Koha Jonë Our Time
- Koha Jonë on 27 September 2010
- Type: Phablet
- Format: Broadsheet
- Owner: Nikollë Lesi
- Founder: Nikollë Lesi
- Publisher: Nikollë Lesi
- Editor-in-chief: Daniel Muçaku
- Associate editor: Daniel Muçaku
- News editor: Redjon Shtylla
- Opinion editor: Albert Vataj
- Founded: 11 May 1991; 34 years ago
- Political alignment: Right wing, Liberal
- Language: Albanian
- Headquarters: Tirana, Albania
- Country: Albania
- Circulation: 7,833 (2002)
- Website: kohajone.com

= Koha Jonë =

Newspaper in Albania

Koha Jonë (Our Time) is a newspaper published in Albania.
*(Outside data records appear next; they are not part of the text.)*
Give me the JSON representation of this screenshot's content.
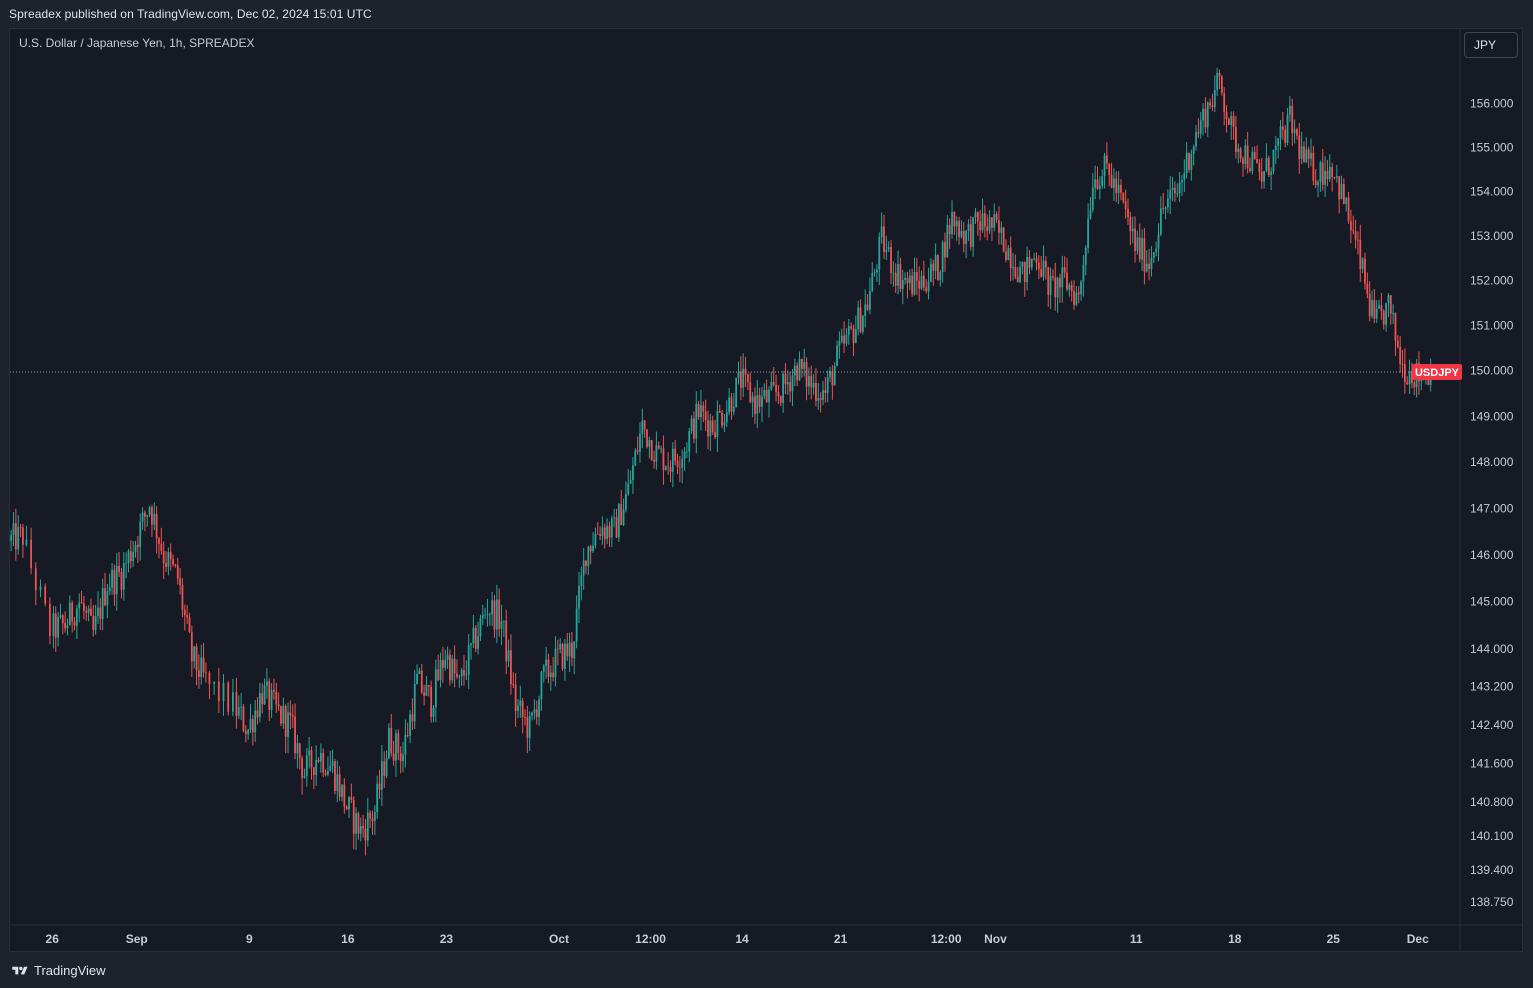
{
  "header": {
    "published": "Spreadex published on TradingView.com, Dec 02, 2024 15:01 UTC"
  },
  "chart_header": {
    "symbol": "U.S. Dollar / Japanese Yen, 1h, SPREADEX",
    "currency_button": "JPY"
  },
  "footer": {
    "brand": "TradingView"
  },
  "colors": {
    "background": "#161a25",
    "up": "#26a69a",
    "down": "#ef5350",
    "last_price_line": "#9598a1",
    "last_price_label": "#f23645"
  },
  "chart_data": {
    "type": "candlestick",
    "title": "U.S. Dollar / Japanese Yen, 1h, SPREADEX",
    "symbol_label": "USDJPY",
    "last_price": 149.97,
    "y_scale": "log",
    "ylim": [
      138.4,
      157.6
    ],
    "y_ticks": [
      "156.000",
      "155.000",
      "154.000",
      "153.000",
      "152.000",
      "151.000",
      "150.000",
      "149.000",
      "148.000",
      "147.000",
      "146.000",
      "145.000",
      "144.000",
      "143.200",
      "142.400",
      "141.600",
      "140.800",
      "140.100",
      "139.400",
      "138.750"
    ],
    "x_ticks": [
      "26",
      "Sep",
      "9",
      "16",
      "23",
      "Oct",
      "12:00",
      "14",
      "21",
      "12:00",
      "Nov",
      "11",
      "18",
      "25",
      "Dec"
    ],
    "x_tick_dates": [
      "2024-08-26",
      "2024-09-01",
      "2024-09-09",
      "2024-09-16",
      "2024-09-23",
      "2024-10-01",
      "2024-10-07T12:00",
      "2024-10-14",
      "2024-10-21",
      "2024-10-28T12:00",
      "2024-11-01",
      "2024-11-11",
      "2024-11-18",
      "2024-11-25",
      "2024-12-01"
    ],
    "xlim": [
      "2024-08-23",
      "2024-12-04"
    ],
    "close_path": [
      [
        "2024-08-23",
        146.3
      ],
      [
        "2024-08-24",
        146.4
      ],
      [
        "2024-08-26",
        144.4
      ],
      [
        "2024-08-27",
        144.5
      ],
      [
        "2024-08-28",
        145.0
      ],
      [
        "2024-08-29",
        144.3
      ],
      [
        "2024-08-30",
        145.4
      ],
      [
        "2024-08-31",
        145.6
      ],
      [
        "2024-09-01",
        146.3
      ],
      [
        "2024-09-02",
        147.1
      ],
      [
        "2024-09-03",
        146.0
      ],
      [
        "2024-09-04",
        145.5
      ],
      [
        "2024-09-05",
        143.8
      ],
      [
        "2024-09-06",
        143.3
      ],
      [
        "2024-09-08",
        142.8
      ],
      [
        "2024-09-09",
        142.3
      ],
      [
        "2024-09-10",
        143.1
      ],
      [
        "2024-09-11",
        142.7
      ],
      [
        "2024-09-12",
        142.4
      ],
      [
        "2024-09-13",
        141.4
      ],
      [
        "2024-09-14",
        141.8
      ],
      [
        "2024-09-15",
        141.5
      ],
      [
        "2024-09-16",
        140.7
      ],
      [
        "2024-09-17",
        140.2
      ],
      [
        "2024-09-18",
        140.6
      ],
      [
        "2024-09-19",
        142.1
      ],
      [
        "2024-09-20",
        141.8
      ],
      [
        "2024-09-21",
        143.3
      ],
      [
        "2024-09-22",
        142.9
      ],
      [
        "2024-09-23",
        143.9
      ],
      [
        "2024-09-24",
        143.2
      ],
      [
        "2024-09-25",
        144.1
      ],
      [
        "2024-09-26",
        144.9
      ],
      [
        "2024-09-27",
        144.6
      ],
      [
        "2024-09-28",
        142.8
      ],
      [
        "2024-09-29",
        142.3
      ],
      [
        "2024-09-30",
        143.4
      ],
      [
        "2024-10-01",
        143.8
      ],
      [
        "2024-10-02",
        144.0
      ],
      [
        "2024-10-03",
        146.1
      ],
      [
        "2024-10-04",
        146.6
      ],
      [
        "2024-10-05",
        146.5
      ],
      [
        "2024-10-06",
        147.4
      ],
      [
        "2024-10-07",
        148.8
      ],
      [
        "2024-10-08",
        148.2
      ],
      [
        "2024-10-09",
        148.0
      ],
      [
        "2024-10-10",
        148.3
      ],
      [
        "2024-10-11",
        149.1
      ],
      [
        "2024-10-12",
        148.8
      ],
      [
        "2024-10-13",
        149.2
      ],
      [
        "2024-10-14",
        149.8
      ],
      [
        "2024-10-15",
        149.3
      ],
      [
        "2024-10-16",
        149.4
      ],
      [
        "2024-10-17",
        149.6
      ],
      [
        "2024-10-18",
        150.1
      ],
      [
        "2024-10-19",
        149.7
      ],
      [
        "2024-10-20",
        149.5
      ],
      [
        "2024-10-21",
        150.4
      ],
      [
        "2024-10-22",
        150.9
      ],
      [
        "2024-10-23",
        151.5
      ],
      [
        "2024-10-24",
        152.9
      ],
      [
        "2024-10-25",
        152.2
      ],
      [
        "2024-10-26",
        151.9
      ],
      [
        "2024-10-27",
        152.0
      ],
      [
        "2024-10-28",
        152.3
      ],
      [
        "2024-10-29",
        153.4
      ],
      [
        "2024-10-30",
        153.0
      ],
      [
        "2024-10-31",
        153.3
      ],
      [
        "2024-11-01",
        153.2
      ],
      [
        "2024-11-02",
        152.7
      ],
      [
        "2024-11-03",
        152.1
      ],
      [
        "2024-11-04",
        152.6
      ],
      [
        "2024-11-05",
        151.8
      ],
      [
        "2024-11-06",
        152.0
      ],
      [
        "2024-11-07",
        151.6
      ],
      [
        "2024-11-08",
        154.3
      ],
      [
        "2024-11-09",
        154.5
      ],
      [
        "2024-11-10",
        153.8
      ],
      [
        "2024-11-11",
        152.8
      ],
      [
        "2024-11-12",
        152.4
      ],
      [
        "2024-11-13",
        153.6
      ],
      [
        "2024-11-14",
        154.0
      ],
      [
        "2024-11-15",
        155.0
      ],
      [
        "2024-11-16",
        155.8
      ],
      [
        "2024-11-17",
        156.5
      ],
      [
        "2024-11-18",
        155.2
      ],
      [
        "2024-11-19",
        154.8
      ],
      [
        "2024-11-20",
        154.3
      ],
      [
        "2024-11-21",
        154.9
      ],
      [
        "2024-11-22",
        155.6
      ],
      [
        "2024-11-23",
        154.7
      ],
      [
        "2024-11-24",
        154.4
      ],
      [
        "2024-11-25",
        154.6
      ],
      [
        "2024-11-26",
        153.6
      ],
      [
        "2024-11-27",
        152.4
      ],
      [
        "2024-11-28",
        151.0
      ],
      [
        "2024-11-29",
        151.4
      ],
      [
        "2024-11-30",
        150.1
      ],
      [
        "2024-12-01",
        149.9
      ],
      [
        "2024-12-02",
        150.0
      ]
    ]
  }
}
The paper is a politically unaffiliated daily newspaper based in Tirana.

==History==
The paper was first published on 11 May 1991 by Nikolle Lesi and Aleksandër Frangaj in Lezhë and after some time the headquarters were moved to Tirana. Nikollë Lesi and Alexander Frangaj were the director and chief editor of the paper, respectively.

In 1996, Lesi became sole owner of the paper when he bought out Frangaj, who had owned 40 percent of the shares.

In 1997 the premises of Koha Jonë, at the time Albania's biggest-circulation daily, were completely burnt down by unknown perpetrators. No one was identified or prosecuted by the authorities in connection with those attacks.

==Circulation==
Koha Jonë was the largest paper in Albania with a circulation of 34,000 copies in 1992. In 1995 the daily was the second most read newspaper in the country with a circulation of 30,000 copies. The circulation of the paper was 7,833 copies in 2002.

==Contents==
The newspaper is organised in three sections, including the magazine.
1. News: Includes International, National, Tirana, Politics, Business, Technology, Science, Health, Sports, Education.
2. Opinion: Includes Editorials, Op-Eds and Letters to the Editor.
3. Features: Includes Arts, Movies, Theatre, and music.

Koha Jonë has had a web presence since 2008. Accessing articles requires no registration. The newspaper is available in PDF.